Kong: Skull Island

The Movie

Kong: Skull Island is a 2017 monster film rebooting the King Kong franchise. A team of Vietnam war-era soldiers and scientists travel to an uncharted island and encounter Kong and a number of huge scary monsters. Kong is particularly huge in this movie, but his size has varied widely between the different movies.

You can view the trailer for the movie here:

Math Scenario 1: How Big is King Kong?

There are lots of movies starring King Kong, starting with the 1933 classic movie which started it all.

Kong’s size varies a lot – both between different movies, but also even within one movie! In the original movie Kong appeared to vary in size from around 5.5 metres to 18 metres tall in some scenes.

This series of 3 animations shows the size of Kong as he was depicted in various movies, with comparison to some other famous movie monsters and real life creatures, and the Empire State Building that Kong climbs in several of the films’ climaxes.

 

 

A large gorilla might measure about 1.8 metres tall when standing up, and weigh around 160 kg – so a similar height to an adult male human, but around double the weight.

One way we can estimate the weight of King Kong in his various movies is to use the cube scaling law.

This law says that if an object increases in size uniformly, then its volume will increase with the cube (third power) of the increase in one of the dimensions.

If we assume that Kong represents a uniformly scaled-up normal gorilla and has the same density, we can estimate how heavy the various versions of Kong are.

King Kong 2005

Kong is about 7.6 metres tall in this movie:

Dimension increase = kong height / normal height

Dimension increase = 7.6 / 1.8

Dimension increase = 4.222

We can use this scaling factor cubed to work out the estimated weight of Kong:

Kong weight = (height increase factor)^3 * gorilla weight

Kong weight = (4.222)^3 * 160

Kong weight = 12.04 tonnes

King Kong 1976 / 1933

Kong’s size varies a lot within these movies, but one of the common sizes is about 12 metres tall.

Dimension increase = kong height / normal height

Dimension increase = 12 / 1.8

Dimension increase = 6.667

We can use this scaling factor cubed to work out the estimated weight of Kong:

Kong weight = (height increase factor)^3 * gorilla weight

Kong weight = (6.667)^3 * 160

Kong weight = 47.41 tonnes

Kong: Skull Island (2017)

This is the biggest Kong has ever been on film so far, at around 32 metres tall:

Dimension increase = kong height / normal height

Dimension increase = 32 / 1.8

Dimension increase = 17.78

We can use this scaling factor cubed to work out the estimated weight of Kong:

Kong weight = (height increase factor)^3 * gorilla weight

Kong weight = (17.78)^3 * 160

Kong weight = 899.3 tonnes

Real-Life Example: Estimating Dinosaur Size

Dinosaurs have always captivated the public’s imagination, no doubt in part due to their immense size.
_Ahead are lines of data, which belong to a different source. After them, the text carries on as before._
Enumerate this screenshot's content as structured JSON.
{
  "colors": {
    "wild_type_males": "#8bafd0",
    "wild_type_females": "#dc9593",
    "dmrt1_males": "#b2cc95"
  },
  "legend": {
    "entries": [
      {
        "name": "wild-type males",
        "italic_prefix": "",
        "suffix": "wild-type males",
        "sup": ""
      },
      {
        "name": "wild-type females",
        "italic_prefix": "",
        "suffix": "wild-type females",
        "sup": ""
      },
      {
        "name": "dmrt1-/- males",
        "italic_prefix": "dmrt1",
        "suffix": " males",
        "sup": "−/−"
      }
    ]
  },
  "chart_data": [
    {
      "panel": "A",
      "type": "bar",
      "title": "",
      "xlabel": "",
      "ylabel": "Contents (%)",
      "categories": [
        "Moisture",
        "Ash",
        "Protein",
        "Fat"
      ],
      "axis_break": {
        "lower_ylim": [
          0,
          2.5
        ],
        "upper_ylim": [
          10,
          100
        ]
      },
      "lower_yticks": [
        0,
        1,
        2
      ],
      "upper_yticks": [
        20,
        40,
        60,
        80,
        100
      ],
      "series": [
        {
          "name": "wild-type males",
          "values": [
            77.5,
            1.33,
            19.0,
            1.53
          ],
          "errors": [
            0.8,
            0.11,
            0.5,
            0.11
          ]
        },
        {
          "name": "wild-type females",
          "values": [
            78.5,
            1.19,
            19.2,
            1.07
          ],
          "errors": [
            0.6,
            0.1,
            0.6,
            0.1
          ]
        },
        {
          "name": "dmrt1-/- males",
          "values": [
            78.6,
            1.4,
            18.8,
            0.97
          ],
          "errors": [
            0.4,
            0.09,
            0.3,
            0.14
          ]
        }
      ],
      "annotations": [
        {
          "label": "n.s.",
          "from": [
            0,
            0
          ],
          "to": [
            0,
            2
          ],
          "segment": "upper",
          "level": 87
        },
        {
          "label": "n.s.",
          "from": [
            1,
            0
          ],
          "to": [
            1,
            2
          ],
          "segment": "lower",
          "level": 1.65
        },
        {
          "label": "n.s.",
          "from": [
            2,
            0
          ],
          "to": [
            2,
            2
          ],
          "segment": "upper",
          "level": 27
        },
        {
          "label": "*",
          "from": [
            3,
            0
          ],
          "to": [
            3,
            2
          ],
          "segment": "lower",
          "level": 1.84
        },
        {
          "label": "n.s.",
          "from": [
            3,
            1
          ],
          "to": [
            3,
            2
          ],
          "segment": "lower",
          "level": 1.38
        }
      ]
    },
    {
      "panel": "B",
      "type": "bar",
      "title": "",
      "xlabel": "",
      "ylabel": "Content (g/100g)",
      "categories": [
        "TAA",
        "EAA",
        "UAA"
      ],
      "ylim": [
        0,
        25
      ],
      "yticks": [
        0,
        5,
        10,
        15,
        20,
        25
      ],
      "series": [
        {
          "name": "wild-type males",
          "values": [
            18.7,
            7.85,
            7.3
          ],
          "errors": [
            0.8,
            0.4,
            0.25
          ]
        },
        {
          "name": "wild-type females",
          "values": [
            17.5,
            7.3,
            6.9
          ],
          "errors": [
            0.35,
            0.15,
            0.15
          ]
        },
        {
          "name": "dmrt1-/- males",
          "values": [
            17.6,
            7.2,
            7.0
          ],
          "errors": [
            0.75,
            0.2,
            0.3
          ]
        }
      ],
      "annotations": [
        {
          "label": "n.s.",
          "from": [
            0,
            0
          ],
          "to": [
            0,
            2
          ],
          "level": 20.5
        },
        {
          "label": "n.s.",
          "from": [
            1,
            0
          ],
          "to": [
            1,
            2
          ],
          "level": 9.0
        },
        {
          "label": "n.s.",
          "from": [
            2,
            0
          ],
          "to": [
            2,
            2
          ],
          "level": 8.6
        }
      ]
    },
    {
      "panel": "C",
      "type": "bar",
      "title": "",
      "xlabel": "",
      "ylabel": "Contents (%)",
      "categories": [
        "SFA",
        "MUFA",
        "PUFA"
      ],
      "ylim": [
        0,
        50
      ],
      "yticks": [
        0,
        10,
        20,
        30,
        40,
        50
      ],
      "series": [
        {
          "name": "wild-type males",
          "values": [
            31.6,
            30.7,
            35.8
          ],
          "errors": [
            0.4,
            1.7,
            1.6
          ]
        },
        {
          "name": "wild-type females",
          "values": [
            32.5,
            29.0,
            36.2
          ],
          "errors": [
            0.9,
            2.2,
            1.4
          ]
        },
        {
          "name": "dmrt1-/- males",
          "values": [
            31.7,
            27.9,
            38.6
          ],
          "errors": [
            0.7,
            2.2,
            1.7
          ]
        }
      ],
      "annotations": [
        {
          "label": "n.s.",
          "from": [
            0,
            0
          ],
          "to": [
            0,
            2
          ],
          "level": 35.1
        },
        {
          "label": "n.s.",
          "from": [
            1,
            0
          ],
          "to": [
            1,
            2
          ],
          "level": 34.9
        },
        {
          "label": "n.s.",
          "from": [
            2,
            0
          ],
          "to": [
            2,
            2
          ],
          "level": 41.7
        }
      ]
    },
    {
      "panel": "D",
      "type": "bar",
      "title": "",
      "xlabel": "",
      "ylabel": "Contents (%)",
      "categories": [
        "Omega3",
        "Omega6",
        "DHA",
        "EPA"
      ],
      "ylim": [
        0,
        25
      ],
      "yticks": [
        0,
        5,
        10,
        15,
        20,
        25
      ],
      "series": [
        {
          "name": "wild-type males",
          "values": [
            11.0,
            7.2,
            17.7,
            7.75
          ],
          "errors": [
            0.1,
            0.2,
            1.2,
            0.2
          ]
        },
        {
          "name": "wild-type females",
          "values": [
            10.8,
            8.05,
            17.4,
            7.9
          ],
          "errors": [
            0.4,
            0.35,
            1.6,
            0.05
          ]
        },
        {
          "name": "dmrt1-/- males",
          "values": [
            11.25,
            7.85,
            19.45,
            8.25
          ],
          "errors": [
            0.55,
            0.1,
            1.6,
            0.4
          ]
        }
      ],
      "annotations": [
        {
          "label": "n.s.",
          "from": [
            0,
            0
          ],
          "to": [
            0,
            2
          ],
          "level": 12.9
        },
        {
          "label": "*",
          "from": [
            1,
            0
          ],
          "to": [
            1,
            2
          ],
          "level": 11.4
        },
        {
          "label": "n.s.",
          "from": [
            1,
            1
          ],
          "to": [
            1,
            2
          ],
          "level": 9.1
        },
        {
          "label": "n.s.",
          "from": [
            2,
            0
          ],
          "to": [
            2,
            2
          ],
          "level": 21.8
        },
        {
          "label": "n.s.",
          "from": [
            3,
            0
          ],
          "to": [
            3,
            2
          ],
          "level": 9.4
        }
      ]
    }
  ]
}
Estimating the dimensions – length, height – of dinosaurs has always been a challenge, in part because it’s rare to find complete skeletons. Many of the most interesting (for example largest) dinosaurs are only known from a small fraction of the bones making up their entire skeleton. There’s a great article on the topic here.

Estimating the length of dinosaurs is often done from key bones like the femur.

Initial estimates of weights of larger dinosaurs have sometimes been calculated by using laws like the cube scaling law used to estimate Kong’s weight here. There are several complicating factors that limit how effective this approach can be:

  • Densities of animals don’t necessarily stay constant as they get bigger. For example, elephant bones have lots of air cavities in them to keep weight down.
  • The cube law only holds if all dimensions of the animal scale up uniformly. If a sauropod dinosaur gets longer and taller but not much “fatter”, then its volume and weight likely won’t scale in a cubic way.